A jumbo Schuldschein totalling more than €1.1bn for sports car maker Porsche was placed at the beginning of March 2016 – increased from a launch amount of just €200m. The financing, which was arranged by LBBW and UniCredit Bank, was split between three-year, five-year and seven-year maturities.
The financing was placed with over 150 institutional investors, including banks, pension funds and insurance companies. Non-German investors contributed 45% of the total facilities.
Another major factor in the recent growth of the Schuldschein market has been companies using the product to finance or refinance acquisitions, so much so that it is regularly discussed in early stages of acquisitions, bankers said.
In January, HeidelbergCement tapped the market for a €625m seven-year Schuldschein via LBBW, Helaba and Raiffeisen Bank International. The financing was used to reduce a bridge loan that had been arranged in 2015 to back the acquisition of Italcementi and help pre-fund the acquisition initial stake purchase.
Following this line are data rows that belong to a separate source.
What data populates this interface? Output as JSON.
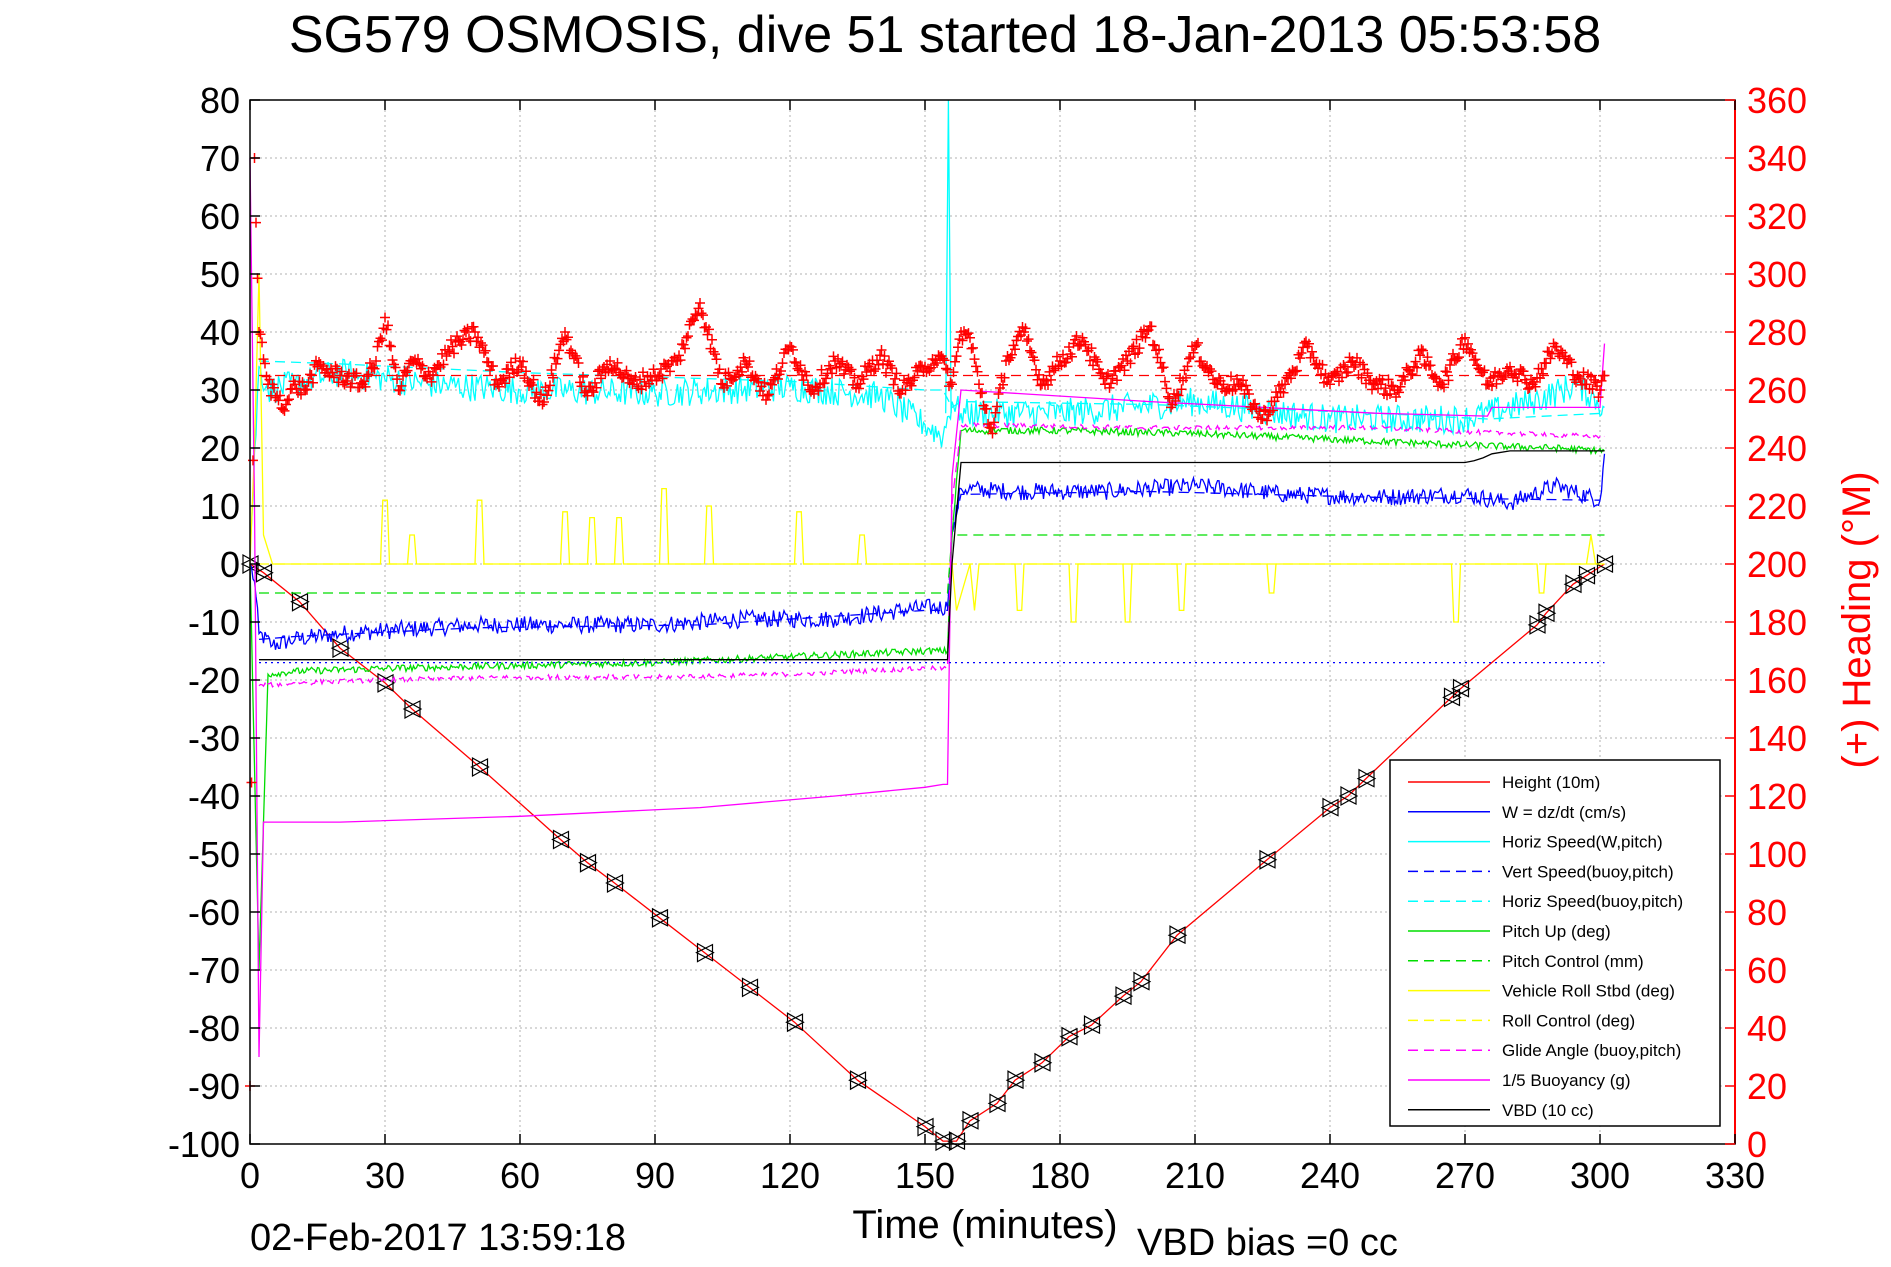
{
  "chart_data": {
    "type": "line",
    "title": "SG579 OSMOSIS, dive 51 started 18-Jan-2013 05:53:58",
    "xlabel": "Time (minutes)",
    "ylabel_right": "(+) Heading (°M)",
    "footer_date": "02-Feb-2017 13:59:18",
    "footer_note": "VBD bias =0 cc",
    "xlim": [
      0,
      330
    ],
    "ylim_left": [
      -100,
      80
    ],
    "ylim_right": [
      0,
      360
    ],
    "x_ticks": [
      0,
      30,
      60,
      90,
      120,
      150,
      180,
      210,
      240,
      270,
      300,
      330
    ],
    "y_left_ticks": [
      -100,
      -90,
      -80,
      -70,
      -60,
      -50,
      -40,
      -30,
      -20,
      -10,
      0,
      10,
      20,
      30,
      40,
      50,
      60,
      70,
      80
    ],
    "y_right_ticks": [
      0,
      20,
      40,
      60,
      80,
      100,
      120,
      140,
      160,
      180,
      200,
      220,
      240,
      260,
      280,
      300,
      320,
      340,
      360
    ],
    "grid": true,
    "legend_position": "bottom-right",
    "legend": [
      {
        "label": "Height (10m)",
        "color": "#ff0000",
        "dash": "solid"
      },
      {
        "label": "W = dz/dt (cm/s)",
        "color": "#0000ff",
        "dash": "solid"
      },
      {
        "label": "Horiz Speed(W,pitch)",
        "color": "#00ffff",
        "dash": "solid"
      },
      {
        "label": "Vert Speed(buoy,pitch)",
        "color": "#0000ff",
        "dash": "dashed"
      },
      {
        "label": "Horiz Speed(buoy,pitch)",
        "color": "#00ffff",
        "dash": "dashed"
      },
      {
        "label": "Pitch Up (deg)",
        "color": "#00dd00",
        "dash": "solid"
      },
      {
        "label": "Pitch Control (mm)",
        "color": "#00dd00",
        "dash": "dashed"
      },
      {
        "label": "Vehicle Roll Stbd (deg)",
        "color": "#ffff00",
        "dash": "solid"
      },
      {
        "label": "Roll Control (deg)",
        "color": "#ffff00",
        "dash": "dashed"
      },
      {
        "label": "Glide Angle (buoy,pitch)",
        "color": "#ff00ff",
        "dash": "dashed"
      },
      {
        "label": "1/5 Buoyancy (g)",
        "color": "#ff00ff",
        "dash": "solid"
      },
      {
        "label": "VBD (10 cc)",
        "color": "#000000",
        "dash": "solid"
      }
    ],
    "series": [
      {
        "name": "Height (10m)",
        "axis": "left",
        "color": "#ff0000",
        "dash": "solid",
        "x": [
          0,
          3,
          11,
          20,
          30,
          36,
          51,
          69,
          75,
          81,
          91,
          101,
          111,
          121,
          135,
          150,
          154,
          157,
          160,
          166,
          170,
          176,
          182,
          187,
          194,
          198,
          206,
          226,
          240,
          244,
          248,
          267,
          269,
          286,
          288,
          294,
          297,
          301
        ],
        "y": [
          0,
          -1.5,
          -6.5,
          -14.5,
          -20.5,
          -25,
          -35,
          -47.5,
          -51.5,
          -55,
          -61,
          -67,
          -73,
          -79,
          -89,
          -97,
          -99.5,
          -99.5,
          -96,
          -93,
          -89,
          -86,
          -81.5,
          -79.5,
          -74.5,
          -72,
          -64,
          -51,
          -42,
          -40,
          -37,
          -23,
          -21.5,
          -10.5,
          -8.5,
          -3.5,
          -2,
          0
        ]
      },
      {
        "name": "Triangle markers",
        "axis": "left",
        "color": "#000000",
        "dash": "none",
        "markers": "triangle",
        "x": [
          0,
          3,
          11,
          20,
          30,
          36,
          51,
          69,
          75,
          81,
          91,
          101,
          111,
          121,
          135,
          150,
          154,
          157,
          160,
          166,
          170,
          176,
          182,
          187,
          194,
          198,
          206,
          226,
          240,
          244,
          248,
          267,
          269,
          286,
          288,
          294,
          297,
          301
        ],
        "y": [
          0,
          -1.5,
          -6.5,
          -14.5,
          -20.5,
          -25,
          -35,
          -47.5,
          -51.5,
          -55,
          -61,
          -67,
          -73,
          -79,
          -89,
          -97,
          -99.5,
          -99.5,
          -96,
          -93,
          -89,
          -86,
          -81.5,
          -79.5,
          -74.5,
          -72,
          -64,
          -51,
          -42,
          -40,
          -37,
          -23,
          -21.5,
          -10.5,
          -8.5,
          -3.5,
          -2,
          0
        ]
      },
      {
        "name": "W = dz/dt (cm/s)",
        "axis": "left",
        "color": "#0000ff",
        "dash": "solid",
        "noise": 1.5,
        "x": [
          0,
          1,
          2,
          5,
          10,
          20,
          30,
          50,
          70,
          90,
          110,
          130,
          150,
          155,
          156,
          158,
          170,
          190,
          210,
          230,
          250,
          270,
          280,
          290,
          300,
          301
        ],
        "y": [
          0,
          -3,
          -12,
          -14,
          -13,
          -12,
          -11.5,
          -10.5,
          -10.5,
          -10.5,
          -9.5,
          -9.5,
          -7.5,
          -7.5,
          5,
          13,
          12.5,
          12.5,
          13.5,
          12,
          11.5,
          12,
          10.5,
          13.5,
          11,
          19
        ]
      },
      {
        "name": "Vert Speed(buoy,pitch)",
        "axis": "left",
        "color": "#0000ff",
        "dash": "dashed",
        "x": [
          2,
          10,
          50,
          100,
          150,
          155,
          156,
          158,
          200,
          250,
          300
        ],
        "y": [
          -13,
          -12.5,
          -11,
          -10.5,
          -8,
          -8,
          5,
          12,
          12.5,
          11.5,
          11
        ]
      },
      {
        "name": "Horiz Speed(W,pitch)",
        "axis": "left",
        "color": "#00ffff",
        "dash": "solid",
        "noise": 2.5,
        "x": [
          0,
          2,
          4,
          10,
          20,
          40,
          60,
          90,
          120,
          140,
          150,
          154,
          156,
          158,
          180,
          210,
          240,
          270,
          285,
          295,
          301
        ],
        "y": [
          2,
          34,
          30,
          31,
          33,
          31,
          30,
          29.5,
          30.5,
          29,
          24,
          22,
          28,
          26,
          26,
          28,
          25,
          25,
          28,
          31,
          27
        ]
      },
      {
        "name": "Horiz Speed(buoy,pitch)",
        "axis": "left",
        "color": "#00ffff",
        "dash": "dashed",
        "x": [
          2,
          20,
          60,
          120,
          150,
          154,
          156,
          158,
          200,
          250,
          275,
          301
        ],
        "y": [
          35,
          34.5,
          33,
          31.5,
          30,
          30,
          27,
          28,
          27.5,
          26,
          25,
          26
        ]
      },
      {
        "name": "Cyan spike",
        "axis": "left",
        "color": "#00ffff",
        "dash": "solid",
        "x": [
          154.6,
          155.2,
          155.8
        ],
        "y": [
          26,
          80,
          26
        ]
      },
      {
        "name": "Pitch Up (deg)",
        "axis": "left",
        "color": "#00dd00",
        "dash": "solid",
        "noise": 0.6,
        "x": [
          0,
          2,
          4,
          10,
          30,
          60,
          90,
          120,
          150,
          155,
          156,
          158,
          180,
          210,
          240,
          270,
          290,
          301
        ],
        "y": [
          0,
          -70,
          -19,
          -18.5,
          -18,
          -17.5,
          -17,
          -16,
          -15,
          -15,
          5,
          23,
          23,
          22.5,
          21.5,
          20.5,
          20,
          19.5
        ]
      },
      {
        "name": "Pitch Control (mm)",
        "axis": "left",
        "color": "#00dd00",
        "dash": "dashed",
        "x": [
          2,
          155,
          156,
          301
        ],
        "y": [
          -5,
          -5,
          5,
          5
        ]
      },
      {
        "name": "Vehicle Roll Stbd (deg)",
        "axis": "left",
        "color": "#ffff00",
        "dash": "solid",
        "x": [
          0,
          1,
          2,
          3,
          5,
          29,
          29.5,
          30.5,
          31,
          35,
          35.5,
          36.5,
          37,
          50,
          50.5,
          51.5,
          52,
          69,
          69.5,
          70.5,
          71,
          75,
          75.5,
          76.5,
          77,
          81,
          81.5,
          82.5,
          83,
          91,
          91.5,
          92.5,
          93,
          101,
          101.5,
          102.5,
          103,
          121,
          121.5,
          122.5,
          123,
          135,
          135.5,
          136.5,
          137,
          154,
          155,
          156,
          157,
          160,
          161,
          162,
          170,
          170.5,
          171.5,
          172,
          182,
          182.5,
          183.5,
          184,
          194,
          194.5,
          195.5,
          196,
          206,
          206.5,
          207.5,
          208,
          226,
          226.5,
          227.5,
          228,
          267,
          267.5,
          268.5,
          269,
          286,
          286.5,
          287.5,
          288,
          297,
          298,
          299,
          301
        ],
        "y": [
          0,
          20,
          50,
          5,
          0,
          0,
          11,
          11,
          0,
          0,
          5,
          5,
          0,
          0,
          11,
          11,
          0,
          0,
          9,
          9,
          0,
          0,
          8,
          8,
          0,
          0,
          8,
          8,
          0,
          0,
          13,
          13,
          0,
          0,
          10,
          10,
          0,
          0,
          9,
          9,
          0,
          0,
          5,
          5,
          0,
          0,
          0,
          0,
          -8,
          0,
          -8,
          0,
          0,
          -8,
          -8,
          0,
          0,
          -10,
          -10,
          0,
          0,
          -10,
          -10,
          0,
          0,
          -8,
          -8,
          0,
          0,
          -5,
          -5,
          0,
          0,
          -10,
          -10,
          0,
          0,
          -5,
          -5,
          0,
          0,
          5,
          0,
          0
        ]
      },
      {
        "name": "Roll Control (deg)",
        "axis": "left",
        "color": "#ffff00",
        "dash": "dashed",
        "x": [
          2,
          301
        ],
        "y": [
          0,
          0
        ]
      },
      {
        "name": "Glide Angle (buoy,pitch)",
        "axis": "left",
        "color": "#ff00ff",
        "dash": "dashed",
        "noise": 0.4,
        "x": [
          2,
          10,
          30,
          60,
          90,
          120,
          150,
          155,
          156,
          158,
          200,
          250,
          280,
          301
        ],
        "y": [
          -21,
          -20.5,
          -20,
          -19.5,
          -19.5,
          -19,
          -18,
          -18,
          10,
          24,
          23.5,
          23.5,
          22.5,
          22
        ]
      },
      {
        "name": "1/5 Buoyancy (g)",
        "axis": "left",
        "color": "#ff00ff",
        "dash": "solid",
        "x": [
          0,
          1,
          2,
          3,
          20,
          60,
          100,
          130,
          150,
          154,
          155,
          156,
          158,
          200,
          250,
          275,
          276,
          300,
          301
        ],
        "y": [
          70,
          10,
          -85,
          -44.5,
          -44.5,
          -43.5,
          -42,
          -40,
          -38.5,
          -38,
          -38,
          15,
          30,
          28,
          26,
          25.5,
          27,
          27,
          38
        ]
      },
      {
        "name": "VBD (10 cc)",
        "axis": "left",
        "color": "#000000",
        "dash": "solid",
        "x": [
          2,
          155,
          156,
          158,
          200,
          270,
          272,
          274,
          276,
          280,
          300,
          301
        ],
        "y": [
          -16.5,
          -16.5,
          0,
          17.5,
          17.5,
          17.5,
          17.8,
          18.3,
          19,
          19.5,
          19.5,
          19.5
        ]
      },
      {
        "name": "(+) Heading (°M)",
        "axis": "right",
        "color": "#ff0000",
        "dash": "none",
        "markers": "plus",
        "noise": 3,
        "x": [
          0,
          1,
          2,
          4,
          6,
          8,
          10,
          12,
          15,
          20,
          25,
          28,
          30,
          33,
          36,
          40,
          45,
          50,
          55,
          60,
          65,
          70,
          75,
          80,
          85,
          90,
          95,
          100,
          105,
          110,
          115,
          120,
          125,
          130,
          135,
          140,
          145,
          150,
          153,
          156,
          158,
          160,
          162,
          165,
          168,
          172,
          176,
          180,
          185,
          190,
          195,
          200,
          205,
          210,
          215,
          220,
          225,
          230,
          235,
          240,
          245,
          250,
          255,
          260,
          265,
          270,
          275,
          280,
          285,
          290,
          295,
          300,
          301
        ],
        "y": [
          20,
          340,
          280,
          262,
          258,
          255,
          262,
          260,
          268,
          265,
          262,
          270,
          285,
          260,
          270,
          265,
          275,
          280,
          262,
          270,
          255,
          280,
          258,
          270,
          262,
          265,
          270,
          290,
          262,
          270,
          258,
          275,
          260,
          270,
          262,
          272,
          260,
          268,
          272,
          262,
          280,
          278,
          262,
          245,
          270,
          280,
          262,
          270,
          278,
          262,
          270,
          282,
          255,
          275,
          262,
          262,
          250,
          262,
          275,
          262,
          270,
          262,
          260,
          272,
          262,
          278,
          262,
          268,
          262,
          275,
          265,
          260,
          265
        ]
      },
      {
        "name": "Heading reference",
        "axis": "right",
        "color": "#ff0000",
        "dash": "dashed",
        "x": [
          2,
          301
        ],
        "y": [
          265,
          265
        ]
      },
      {
        "name": "Reference lower",
        "axis": "right",
        "color": "#0000ff",
        "dash": "dotted",
        "x": [
          2,
          301
        ],
        "y": [
          166,
          166
        ]
      }
    ]
  }
}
Wind turbine maker Nordex placed the first ever “green” Schuldschein in late March, raising €550m from investors. The notes will be used to finance the acquisition of Acciona Windpower on a medium-to-long-term basis.
The financing, which carries certification allowing Environmental, Social and corporate Governance (ESG) investors to participate, was arranged by BayernLB, BNP Paribas, Commerzbank, HSBC and UniCredit.
The placement was issued in tranches of three, five and seven years with fixed and variable coupons. ESG investors made up around 25% of commitments, with just under half the financing being provided by German accounts, particularly savings and cooperative banks. Over 50% of the commitments came from international investors.